KONTAN.CO.ID - JAKARTA. Harga komoditas logam industri turun karena pasokan (
supply) yang melimpah tidak seimbang dengan permintaan (
demand) yang melemah. Penyerapan produk logam berkurang menyusul perlambatan ekonomi global. Presiden Komisioner HFX International Berjangka Sutopo Widodo mengatakan, pada bulan Mei 2023, harga komoditas logam industri meliputi Timah, Tembaga, Aluminium dan Nikel melemah karena kekhawatiran pertumbuhan ekonomi global terutama dari laporan data ekonomi China yang memperlihatkan produksi pabrikan yang melemah. Harga Aluminium berjangka turun di bawah US$ 2.250 per ton, mendekati level terendah sejak November 2022. Pasokan aluminium di China meningkat sementara biaya produksi turun, sehingga memberikan tekanan pada harga aluminium.
Sutopo menjelaskan,
output aluminium China meningkat 1,5%
year-on-year (YoY) menjadi 3,35 juta metrik ton (mt) di bulan April. Selain itu, telah terjadi peningkatan produksi dan tingkat operasi peleburan aluminium yang diperkirakan akan menghasilkan lebih banyak lagi produksi aluminium dalam beberapa bulan mendatang.

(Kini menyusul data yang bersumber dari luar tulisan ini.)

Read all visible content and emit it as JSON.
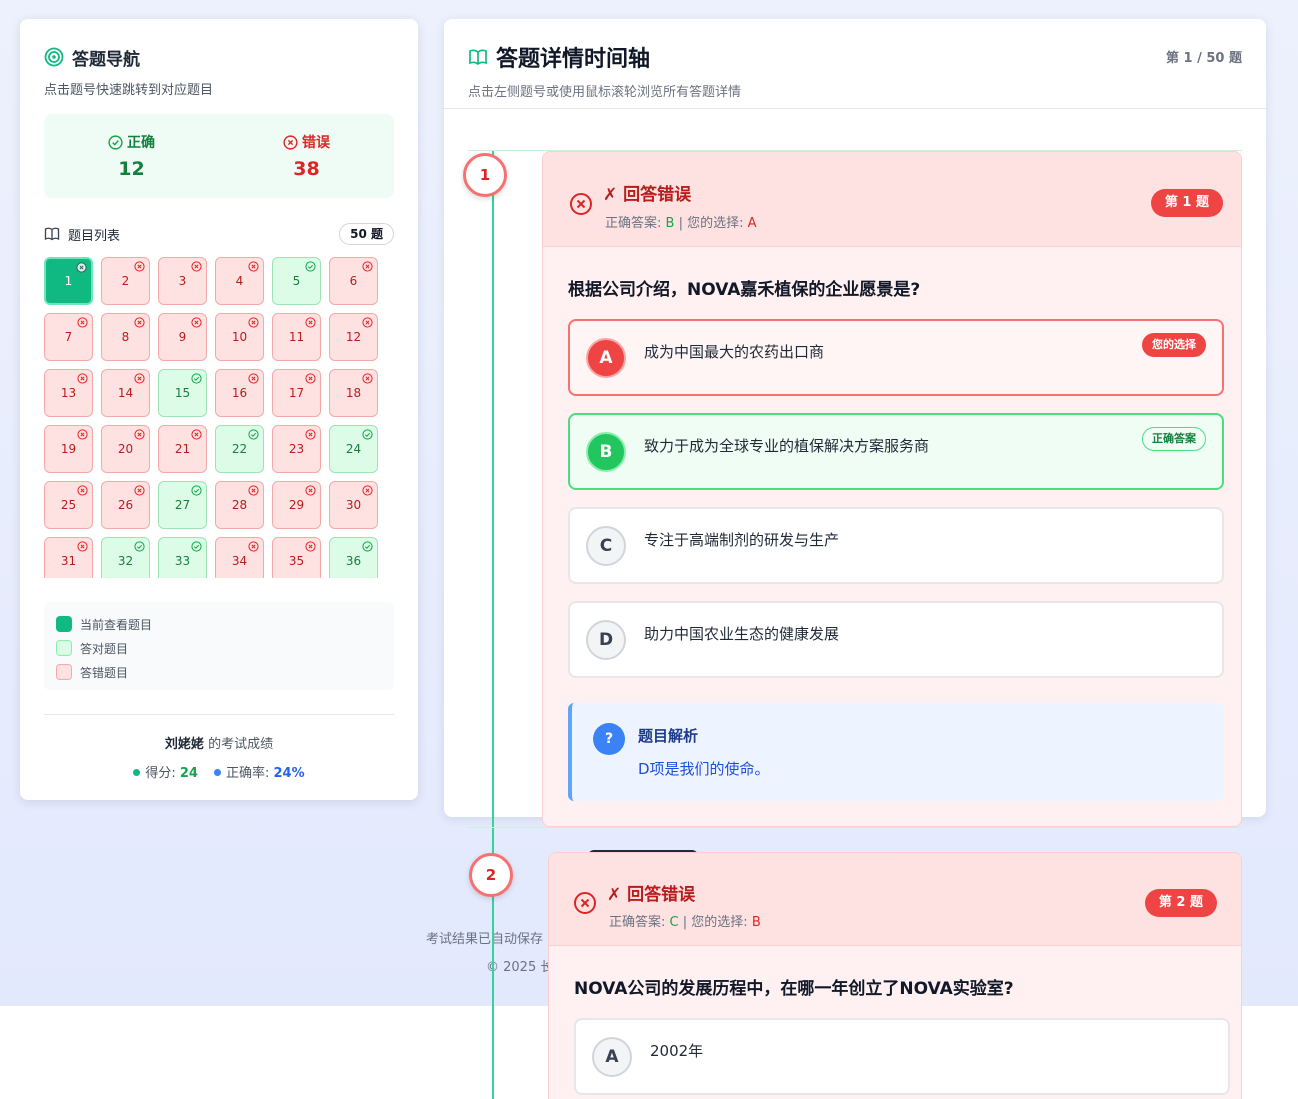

Baca Juga: Pupuk Kaltim Akan Bangun Pabrik Soda Ash dengan Target 300.000 Metrik Ton Per Tahun Terlepas dari peningkatan produksi, persediaan aluminium masih relatif rendah yang dapat membantu mencegah harga jatuh terlalu banyak dalam jangka pendek. Namun, karena kapasitas produksi yang terus meningkat kemungkinan akan terjadi kelebihan pasokan aluminium di akhir tahun. “Ini yang dapat menyebabkan harga aluminium turun,” ungkap Sutopo kepada Kontan.co.id, Selasa (7/6). Nikel berjangka diperdagangkan di sekitar US$ 21.000 per ton, tidak jauh dari titik terendah 10 bulan yang dicapai pada 18 Mei 2023. Prospek tetap melemah, dimana
output melebihi permintaan dan kekhawatiran perlambatan ekonomi global menekan harga pada prospek pengetatan moneter lebih lanjut oleh ekonomi maju. Kelompok Studi Nikel Internasional mengatakan pasar nikel menghadapi surplus permintaan-pasokan terbesar dalam setidaknya satu dekade di tengah produksi yang lebih tinggi dari Indonesia dan Filipina. Produksi nikel Indonesia telah tumbuh menjadi 1,58 juta ton pada tahun 2022, terhitung hampir setengah dari pasokan dunia. Dari sisi permintaan, pemulihan China yang tidak stabil membebani sentimen. Nikel tetap menjadi kontrak dengan kinerja terburuk di London Metal Exchange (LME), turun lebih dari 20% di sepanjang tahun ini. Sementara, Sutopo melanjutkan, Tembaga berjangka bergerak berbalik menguat (
rebound) karena meningkatnya kekhawatiran pasokan dan ekspektasi stimulus pemerintah melebihi bukti aktivitas pembelian yang rendah. Pelaku pasar utama terus menunjukkan kekhawatiran bahwa pasokan tembaga tidak dapat memenuhi ekspektasi permintaan jangka panjang, karena logam merupakan bahan mentah utama untuk transisi ke sumber daya terbarukan.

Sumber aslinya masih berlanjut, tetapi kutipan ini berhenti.